本当に、この職場ともお別れなんだ――。引継ぎ資料の作成も目途がたって、一息ついた時だった。桐島から同期全員に送られて来たメールを前に、物思いにふける。
「――内野さん、辞めるとは思わなかった」
気付けば課内には私たち二人しかいなかった。私はここ数日、最後の仕事の処理やら整理やらで帰りは遅い。相変わらず隣の席にいる田崎さんがぽつりと言った。

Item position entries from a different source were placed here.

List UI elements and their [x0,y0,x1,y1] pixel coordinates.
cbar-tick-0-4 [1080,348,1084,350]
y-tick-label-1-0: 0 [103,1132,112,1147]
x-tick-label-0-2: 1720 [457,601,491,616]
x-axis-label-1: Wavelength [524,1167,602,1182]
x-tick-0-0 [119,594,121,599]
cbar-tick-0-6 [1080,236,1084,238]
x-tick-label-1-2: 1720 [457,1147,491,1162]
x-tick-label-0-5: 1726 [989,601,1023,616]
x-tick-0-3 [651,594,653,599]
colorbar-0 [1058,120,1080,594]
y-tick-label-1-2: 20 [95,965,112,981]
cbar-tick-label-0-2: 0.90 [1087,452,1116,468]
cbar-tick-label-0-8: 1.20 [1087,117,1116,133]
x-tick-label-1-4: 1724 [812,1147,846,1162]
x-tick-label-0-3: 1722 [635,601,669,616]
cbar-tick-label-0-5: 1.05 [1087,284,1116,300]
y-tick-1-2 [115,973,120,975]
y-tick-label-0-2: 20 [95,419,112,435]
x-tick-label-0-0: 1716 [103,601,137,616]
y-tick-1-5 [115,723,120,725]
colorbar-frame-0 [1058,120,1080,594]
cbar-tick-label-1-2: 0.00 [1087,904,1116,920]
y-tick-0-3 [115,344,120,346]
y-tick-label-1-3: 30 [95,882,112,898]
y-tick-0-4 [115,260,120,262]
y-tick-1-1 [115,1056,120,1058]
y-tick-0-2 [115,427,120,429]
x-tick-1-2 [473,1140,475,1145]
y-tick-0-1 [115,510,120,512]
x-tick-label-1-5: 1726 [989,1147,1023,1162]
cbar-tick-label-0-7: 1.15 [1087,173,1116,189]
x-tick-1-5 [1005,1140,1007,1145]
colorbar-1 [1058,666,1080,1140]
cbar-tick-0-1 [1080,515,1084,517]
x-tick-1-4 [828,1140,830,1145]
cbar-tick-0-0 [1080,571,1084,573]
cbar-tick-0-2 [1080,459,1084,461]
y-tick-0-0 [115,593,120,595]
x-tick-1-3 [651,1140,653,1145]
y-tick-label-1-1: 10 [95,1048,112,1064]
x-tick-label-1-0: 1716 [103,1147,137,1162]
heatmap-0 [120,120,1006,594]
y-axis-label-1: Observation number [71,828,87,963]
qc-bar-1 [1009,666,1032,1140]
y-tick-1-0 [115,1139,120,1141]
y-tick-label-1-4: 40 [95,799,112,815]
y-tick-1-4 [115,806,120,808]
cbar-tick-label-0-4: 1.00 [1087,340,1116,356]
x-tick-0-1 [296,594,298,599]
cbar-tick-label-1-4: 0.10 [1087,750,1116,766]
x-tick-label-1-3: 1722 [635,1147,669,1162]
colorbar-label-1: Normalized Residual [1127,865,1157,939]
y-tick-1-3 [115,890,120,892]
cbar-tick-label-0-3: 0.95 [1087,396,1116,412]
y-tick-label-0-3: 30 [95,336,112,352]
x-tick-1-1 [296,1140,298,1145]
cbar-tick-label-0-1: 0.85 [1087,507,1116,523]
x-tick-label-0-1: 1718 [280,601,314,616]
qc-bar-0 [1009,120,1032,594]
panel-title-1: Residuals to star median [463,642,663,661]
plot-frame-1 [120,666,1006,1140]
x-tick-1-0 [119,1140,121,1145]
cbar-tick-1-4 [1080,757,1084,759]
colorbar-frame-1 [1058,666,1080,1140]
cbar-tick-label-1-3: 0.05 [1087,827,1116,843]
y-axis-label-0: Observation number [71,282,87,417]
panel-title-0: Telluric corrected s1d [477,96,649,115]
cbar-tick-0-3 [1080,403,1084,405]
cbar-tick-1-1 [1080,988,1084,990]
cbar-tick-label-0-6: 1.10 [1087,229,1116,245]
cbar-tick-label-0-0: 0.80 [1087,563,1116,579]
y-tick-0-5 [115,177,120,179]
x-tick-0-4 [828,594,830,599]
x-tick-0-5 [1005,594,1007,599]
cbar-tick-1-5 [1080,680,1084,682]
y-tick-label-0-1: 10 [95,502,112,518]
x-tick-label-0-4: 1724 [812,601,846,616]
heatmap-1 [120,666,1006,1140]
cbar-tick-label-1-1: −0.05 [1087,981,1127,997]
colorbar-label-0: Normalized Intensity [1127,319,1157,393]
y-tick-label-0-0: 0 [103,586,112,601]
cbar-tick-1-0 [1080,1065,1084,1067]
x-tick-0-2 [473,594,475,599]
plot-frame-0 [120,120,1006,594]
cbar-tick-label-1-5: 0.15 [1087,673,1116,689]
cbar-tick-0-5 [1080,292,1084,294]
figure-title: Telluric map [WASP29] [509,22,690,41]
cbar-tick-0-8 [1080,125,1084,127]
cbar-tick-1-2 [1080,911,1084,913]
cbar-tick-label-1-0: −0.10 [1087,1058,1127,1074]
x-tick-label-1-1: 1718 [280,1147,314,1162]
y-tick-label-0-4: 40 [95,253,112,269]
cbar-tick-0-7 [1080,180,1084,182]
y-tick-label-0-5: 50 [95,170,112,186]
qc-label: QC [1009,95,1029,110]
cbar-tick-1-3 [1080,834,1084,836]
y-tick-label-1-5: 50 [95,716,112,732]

「内野さんは、びっくりするぐらい自分に自信がない人だよね」
「えっ? え、ええ、まあ……」
突然なんだ。生田が去ってから、田崎さんが宣言した言葉とは裏腹に、私に個人的に近付いてくるようなことはなかった。田崎さんにとっての真の目的、生田がいなくなったから、もう私には用がないのだと思っていた。だから、少し油断していたのか。思わず身構える。
「そして、物凄く一途な人だ」
「田崎さん……」
その目が私に微笑みかける。
「せっかく生田がいなくなったのに、どうして僕が君になにもしなかったか分かる?」
「えっ?」
私の心の声でも聴かれたのかと、声を上げてしまった。
「それはね、内野さんからの信頼を取り戻すため。あの状況で押せば、君はより俺を軽蔑するだろうと思ったから。でも、どのみち僕には勝ち目はなかったんだな」
「……どうしてですか? 田崎さんは、生田のことが嫌いだったからでしょう? なのに、どうしてそんなことを言うんですか」
田崎さんは、少し傷付いたように笑った。
「まあ、そう思われても仕方ないし、確かに初めの目的は生田を追い詰めることだったからね。僕も、結構バカな男だと、最近気づいたよ」
「はぁ……」
一人言い聞かせるように話す田崎さんに、答える言葉が見つからない。
「生田のところに行くんだろ?」
「はい」
「そうか」
こうして見ればその姿は以前と何も変わらない。爽やかな王子様のような外見だ。それなのに、私の目に映る田崎さんは、もうただの田崎さんでしかない。
「この悔しさは、自業自得だから。俺の中だけで消化するよ」
何が悔しいのかは分からないが、ぜひそうしてもらいたい。
「田崎さんが生田を嫌うのは自由ですが、希を傷付けたことだけは許せません。その事実だけは、忘れないでいてください」
強く、田崎さんを見つめる。
「……そうだね。せめて、忘れずにいるよ」
私は、視線を田崎さんからパソコンへと移す。それ以上、田崎さんから何も言葉はなかった。
「お世話になりました」
この気持ちだけは事実だ。生田が現れる前は、辛い仕事も、女としてたまに味わう惨めさも、いつもフラットに接してくれた田崎さんがいたから頑張れたし癒されていた。
長い間、お世話になりました。心の中で、もう一度そう呟いた。